Im Kern geht es immer um die eine Frage: Kann man den Versandhandel mit Arzneimitteln genauso sicher machen wie die Arzneimitteldistribution über öffentliche Apotheken. Nein, sagen die ABDA, Apothekerkammern und -verbände, da die Verbraucher nicht zwischen seriösen und unseriösen Anbietern im Internet unterscheiden können, ist ein sicherer Vertriebsweg über das Netz ausgeschlossen. Die Argumentation ist einleuchtend, zumal Untersuchungen zeigen, dass viele Verbraucher selbst mit schlichten Mitteln simulierte Internet-Apotheken für seriös halten.
Dennoch gibt es Widerstand gegen ein Verbot des Versandhandels. Wenn der Zeitgeist auf Deregulierung steht, sind neue Restriktionen selten beliebt. Da helfen keine Fakten. Zwar fordert die EU-Kommission nun in ihrem öffentlichen Konsultationspapier alle Beteiligten auf, Vorschläge für eine bessere Kontrolle von Arzneimittelherstellung und -vertriebswegen zu machen. Bis zu einem Verbot des Versandes verschreibungspflichtiger Medikamente ist es aber noch weit. Ideologische Barrieren versperren zurzeit den Weg zur Erkenntnis.
Ein Verbot sei kein Allheilmittel gegen Fälscher, es treffe nicht die illegalen Versender, sagen die Befürworter deregulierter Vertriebswege. Das stimmt. Kriminelle lassen sich nicht von neuen Gesetzen abschrecken. Ein Verbot kann aber Kriminalität sichtbar machen. Wenn es keinen legalen Versender mehr gibt, sind alle illegal. Das kann sich jeder Verbraucher merken. Die meisten bestellen nicht wissentlich bei einem illegalen Versender. Die Fälscher würden deshalb so zumindest einen großen Teil ihrer Kundschaft verlieren.

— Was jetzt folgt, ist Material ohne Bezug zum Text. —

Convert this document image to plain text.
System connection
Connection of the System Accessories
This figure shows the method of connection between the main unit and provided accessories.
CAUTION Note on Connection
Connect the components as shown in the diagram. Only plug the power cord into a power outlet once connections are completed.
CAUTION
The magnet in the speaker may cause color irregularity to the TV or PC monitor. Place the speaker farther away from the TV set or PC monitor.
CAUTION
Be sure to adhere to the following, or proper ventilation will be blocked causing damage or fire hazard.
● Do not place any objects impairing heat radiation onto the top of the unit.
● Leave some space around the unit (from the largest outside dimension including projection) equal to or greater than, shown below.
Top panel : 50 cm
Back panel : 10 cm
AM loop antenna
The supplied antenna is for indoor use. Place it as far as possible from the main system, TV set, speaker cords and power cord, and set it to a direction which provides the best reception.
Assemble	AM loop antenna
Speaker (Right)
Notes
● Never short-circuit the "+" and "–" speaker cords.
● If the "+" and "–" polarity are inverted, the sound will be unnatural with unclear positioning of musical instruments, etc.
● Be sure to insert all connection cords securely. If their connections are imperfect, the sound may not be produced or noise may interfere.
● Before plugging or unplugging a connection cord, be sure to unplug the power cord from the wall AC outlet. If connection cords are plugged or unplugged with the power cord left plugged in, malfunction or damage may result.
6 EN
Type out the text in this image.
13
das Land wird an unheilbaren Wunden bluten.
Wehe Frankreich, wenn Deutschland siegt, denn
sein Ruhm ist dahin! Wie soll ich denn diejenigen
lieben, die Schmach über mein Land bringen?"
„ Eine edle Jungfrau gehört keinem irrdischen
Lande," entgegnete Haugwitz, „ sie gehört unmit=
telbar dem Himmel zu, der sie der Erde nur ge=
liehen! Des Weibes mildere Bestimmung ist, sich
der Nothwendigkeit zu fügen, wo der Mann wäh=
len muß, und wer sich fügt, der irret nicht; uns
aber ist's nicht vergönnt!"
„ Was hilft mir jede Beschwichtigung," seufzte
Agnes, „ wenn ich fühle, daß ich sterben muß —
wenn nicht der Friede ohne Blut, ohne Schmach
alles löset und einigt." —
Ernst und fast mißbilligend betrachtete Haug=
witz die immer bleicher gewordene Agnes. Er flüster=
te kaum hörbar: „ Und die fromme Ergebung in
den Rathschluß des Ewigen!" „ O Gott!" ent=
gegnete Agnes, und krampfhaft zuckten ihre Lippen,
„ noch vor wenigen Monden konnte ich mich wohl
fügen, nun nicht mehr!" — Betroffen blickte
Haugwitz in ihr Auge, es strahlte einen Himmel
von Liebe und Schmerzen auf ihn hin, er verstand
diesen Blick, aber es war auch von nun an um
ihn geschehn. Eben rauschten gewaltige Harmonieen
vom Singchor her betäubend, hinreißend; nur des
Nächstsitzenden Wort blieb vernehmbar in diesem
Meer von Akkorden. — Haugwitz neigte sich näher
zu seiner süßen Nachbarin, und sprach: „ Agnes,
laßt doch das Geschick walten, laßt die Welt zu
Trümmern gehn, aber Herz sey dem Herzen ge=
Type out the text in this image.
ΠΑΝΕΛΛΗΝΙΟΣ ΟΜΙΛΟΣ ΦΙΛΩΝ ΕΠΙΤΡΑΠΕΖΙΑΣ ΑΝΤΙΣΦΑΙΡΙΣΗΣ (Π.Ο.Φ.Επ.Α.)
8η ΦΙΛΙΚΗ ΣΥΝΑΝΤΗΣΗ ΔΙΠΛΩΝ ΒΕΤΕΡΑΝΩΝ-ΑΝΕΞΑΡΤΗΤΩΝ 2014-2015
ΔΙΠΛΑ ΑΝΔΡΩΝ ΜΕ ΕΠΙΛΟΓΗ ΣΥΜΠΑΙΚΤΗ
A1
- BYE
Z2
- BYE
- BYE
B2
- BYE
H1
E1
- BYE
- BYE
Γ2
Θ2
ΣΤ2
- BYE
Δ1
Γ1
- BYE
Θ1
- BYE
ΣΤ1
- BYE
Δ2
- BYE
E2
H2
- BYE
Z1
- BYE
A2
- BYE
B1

Zudem ist es absurd, von einem Gesetz zu erwarten, dass es ein Problem vollständig löst. Das Rauchverbot schützt auch nicht alle Nichtraucher vorm Passivrauchen. Wenn es in Baden-Württemberg in Zukunft nachts keinen Alkohol mehr an Tankstellen geben soll, werden sich dennoch Jugendliche ins Koma saufen. Beide Gesetze haben nicht den Anspruch auf die vollständige Lösung eines Problems, dennoch sind sie sinnvoll. Dasselbe gilt auch für das Versandverbot. Wenn die Fälscher ihren wesentlichen Vertriebsweg verlieren, dann haben sie weniger Erfolg. Es kann nicht sein, dass diese schlichte Wahrheit nur deshalb ignoriert wird, weil sie den freien Wettbewerb einschränkt. Beim Rauchverbot sorgt sich doch zu Recht auch niemand um den Profit der Tabakindustrie.